Dans un entretien exclusif accordé à Mosaqueguinée.com, Elhadj Ahmadou Diallo, secrétaire général de la Confédération Nationale des Travailleurs de Guinée (CNTG), est revenu sur les récentes déclarations du ministre du Travail, François Bourouno. Ce dernier avait annoncé une subvention de trois milliards GNF pour soutenir le mouvement syndical guinéen en 2024. Une annonce qui a suscité de vives réactions, notamment au sein de certaines structures syndicales préoccupées par la répartition et l’utilisation de cette somme. Face à ces polémiques, Amadou Diallo a pris la parole pour apporter des éclaircissements et dissiper les malentendus.
« À ce jour, le mouvement syndical n’a reçu que deux milliards de francs guinéens, et le gouvernement nous doit encore près de 14 milliards GNF », a révélé Elhadj Ahmadou Diallo, lors d’une rencontre avec la presse ce lundi. Il a réaffirmé que cette subvention annuelle est destinée à assurer le bon fonctionnement des organisations syndicales, y compris le financement de leurs activités courantes.
Il a également indiqué avoir été informé que le ministre François Bourouno comptait faire une nouvelle communication afin de clarifier l’exactitude du montant de la subvention allouée.
Concernant la répartition des fonds, le coordinateur général du mouvement syndical a apporté des précisions importantes. Selon lui, la distribution se base sur un protocole d’accord signé entre le gouvernement et les deux principales confédérations syndicales du pays, la CNTG et l’USTG. En vertu de ce protocole, la répartition se fait proportionnellement à la représentativité des centrales syndicales, telle qu’établie par la dernière évaluation.
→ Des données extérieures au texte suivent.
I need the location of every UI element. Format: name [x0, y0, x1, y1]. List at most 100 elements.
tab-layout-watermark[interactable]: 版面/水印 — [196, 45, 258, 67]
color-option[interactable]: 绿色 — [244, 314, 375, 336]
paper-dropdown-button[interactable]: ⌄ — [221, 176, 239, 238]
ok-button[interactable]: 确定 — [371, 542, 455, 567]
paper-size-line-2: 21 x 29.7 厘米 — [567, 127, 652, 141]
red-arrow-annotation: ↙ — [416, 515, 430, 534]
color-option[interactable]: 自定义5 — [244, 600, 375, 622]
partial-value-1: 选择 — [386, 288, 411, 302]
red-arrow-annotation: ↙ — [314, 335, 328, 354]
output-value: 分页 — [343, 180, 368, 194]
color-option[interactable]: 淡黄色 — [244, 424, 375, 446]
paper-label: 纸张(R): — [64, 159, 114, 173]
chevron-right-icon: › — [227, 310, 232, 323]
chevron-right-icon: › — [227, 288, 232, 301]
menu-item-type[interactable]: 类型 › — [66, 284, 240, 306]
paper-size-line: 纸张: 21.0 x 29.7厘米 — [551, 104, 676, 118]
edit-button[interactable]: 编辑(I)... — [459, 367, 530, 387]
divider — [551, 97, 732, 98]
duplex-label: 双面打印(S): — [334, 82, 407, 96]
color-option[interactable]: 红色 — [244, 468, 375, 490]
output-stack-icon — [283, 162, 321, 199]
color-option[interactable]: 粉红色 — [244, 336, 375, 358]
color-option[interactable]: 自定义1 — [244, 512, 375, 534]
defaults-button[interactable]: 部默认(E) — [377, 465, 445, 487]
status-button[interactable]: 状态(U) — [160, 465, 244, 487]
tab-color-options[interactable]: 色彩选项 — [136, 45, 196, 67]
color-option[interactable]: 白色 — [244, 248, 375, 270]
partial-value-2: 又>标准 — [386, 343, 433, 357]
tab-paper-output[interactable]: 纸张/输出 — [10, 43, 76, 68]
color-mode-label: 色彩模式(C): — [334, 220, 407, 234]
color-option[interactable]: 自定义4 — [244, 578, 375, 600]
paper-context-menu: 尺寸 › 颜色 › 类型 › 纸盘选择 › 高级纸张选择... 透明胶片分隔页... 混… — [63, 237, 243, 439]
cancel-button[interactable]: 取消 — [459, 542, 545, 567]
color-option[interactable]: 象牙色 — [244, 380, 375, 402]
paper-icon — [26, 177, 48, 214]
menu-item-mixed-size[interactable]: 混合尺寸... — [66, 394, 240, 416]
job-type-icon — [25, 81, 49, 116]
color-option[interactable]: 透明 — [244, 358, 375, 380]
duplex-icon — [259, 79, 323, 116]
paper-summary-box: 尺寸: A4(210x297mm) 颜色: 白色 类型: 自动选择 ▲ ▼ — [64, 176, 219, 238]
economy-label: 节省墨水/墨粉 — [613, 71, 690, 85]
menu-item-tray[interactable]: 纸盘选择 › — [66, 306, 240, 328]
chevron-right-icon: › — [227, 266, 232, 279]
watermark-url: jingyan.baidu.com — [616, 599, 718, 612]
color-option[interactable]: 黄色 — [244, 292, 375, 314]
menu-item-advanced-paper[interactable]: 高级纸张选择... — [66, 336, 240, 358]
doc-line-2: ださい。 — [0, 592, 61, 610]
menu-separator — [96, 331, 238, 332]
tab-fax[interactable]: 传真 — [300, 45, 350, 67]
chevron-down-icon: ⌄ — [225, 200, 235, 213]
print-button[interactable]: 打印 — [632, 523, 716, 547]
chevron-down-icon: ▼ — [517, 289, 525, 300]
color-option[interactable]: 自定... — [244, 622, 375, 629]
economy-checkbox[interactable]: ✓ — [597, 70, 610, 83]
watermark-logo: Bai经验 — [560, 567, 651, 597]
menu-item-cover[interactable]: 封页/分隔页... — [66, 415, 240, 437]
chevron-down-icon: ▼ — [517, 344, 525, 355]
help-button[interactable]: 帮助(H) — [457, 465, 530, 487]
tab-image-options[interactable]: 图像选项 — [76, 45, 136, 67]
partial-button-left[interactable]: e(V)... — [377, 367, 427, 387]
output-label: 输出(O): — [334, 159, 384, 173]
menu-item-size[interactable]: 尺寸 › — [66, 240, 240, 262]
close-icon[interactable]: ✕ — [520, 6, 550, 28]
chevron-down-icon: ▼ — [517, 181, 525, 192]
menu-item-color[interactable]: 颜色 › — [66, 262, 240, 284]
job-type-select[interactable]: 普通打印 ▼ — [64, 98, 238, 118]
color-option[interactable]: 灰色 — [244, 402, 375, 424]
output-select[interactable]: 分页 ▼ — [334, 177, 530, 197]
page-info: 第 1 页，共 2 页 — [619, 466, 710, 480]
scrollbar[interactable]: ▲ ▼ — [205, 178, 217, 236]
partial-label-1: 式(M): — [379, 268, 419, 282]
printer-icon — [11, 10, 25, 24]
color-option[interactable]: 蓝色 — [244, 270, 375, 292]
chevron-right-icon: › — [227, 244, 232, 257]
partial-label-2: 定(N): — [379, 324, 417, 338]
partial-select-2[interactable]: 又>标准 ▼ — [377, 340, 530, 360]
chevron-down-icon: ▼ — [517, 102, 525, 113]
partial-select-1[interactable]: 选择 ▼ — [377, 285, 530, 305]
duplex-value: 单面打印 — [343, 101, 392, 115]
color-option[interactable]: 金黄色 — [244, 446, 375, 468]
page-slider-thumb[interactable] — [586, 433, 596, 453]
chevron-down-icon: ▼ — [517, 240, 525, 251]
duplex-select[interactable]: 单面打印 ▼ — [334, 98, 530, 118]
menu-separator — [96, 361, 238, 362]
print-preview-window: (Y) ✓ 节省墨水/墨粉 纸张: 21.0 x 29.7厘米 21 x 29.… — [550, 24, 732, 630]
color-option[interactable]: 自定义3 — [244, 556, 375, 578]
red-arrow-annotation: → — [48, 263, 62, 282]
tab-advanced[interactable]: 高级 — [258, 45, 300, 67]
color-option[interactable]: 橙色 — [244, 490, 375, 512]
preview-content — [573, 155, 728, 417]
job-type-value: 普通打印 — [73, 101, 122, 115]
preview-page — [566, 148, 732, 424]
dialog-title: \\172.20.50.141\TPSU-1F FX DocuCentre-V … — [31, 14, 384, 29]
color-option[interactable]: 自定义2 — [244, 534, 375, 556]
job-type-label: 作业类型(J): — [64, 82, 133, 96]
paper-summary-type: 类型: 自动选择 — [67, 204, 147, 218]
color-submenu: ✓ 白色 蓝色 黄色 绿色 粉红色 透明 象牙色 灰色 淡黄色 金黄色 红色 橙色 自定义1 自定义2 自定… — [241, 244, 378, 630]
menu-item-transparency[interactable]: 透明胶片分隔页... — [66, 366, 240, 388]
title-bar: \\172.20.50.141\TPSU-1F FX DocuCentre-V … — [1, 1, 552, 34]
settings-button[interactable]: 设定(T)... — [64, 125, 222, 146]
Ainsi, la CNTG, la centrale la plus représentative avec près de 20 structures affiliées, reçoit 70,89% de la subvention, tandis que l’USTG se voit attribuer 24,29%. Le reste des fonds est réparti entre les autres centrales moins représentatives.
Une fois la subvention mise à disposition, les fonds sont alloués au fonctionnement des centrales syndicales, à l’entretien des locaux, au règlement des cotisations internationales, à la formation des syndiqués, ainsi qu’aux missions et festivités. Une part de ces fonds est également destinée à la prise en charge du personnel.
Quant à la demande de certains jeunes syndicalistes concernant une redistribution de ces fonds vers les fédérations, Diallo a rappelé que cela « relève de la décision des centrales » et qu’il ne s’agit pas d’une obligation. Toutefois, il a précisé que chaque centrale a la liberté de soutenir ses structures affiliées en fonction de ses priorités.
Tout au long de l’entretien, plusieurs leaders syndicaux présents ont témoigné de la transparence de la gestion de la CNTG sous la direction d’Amadou Diallo et ont salué ses efforts constants pour le développement et le rayonnement du mouvement syndical en Guinée.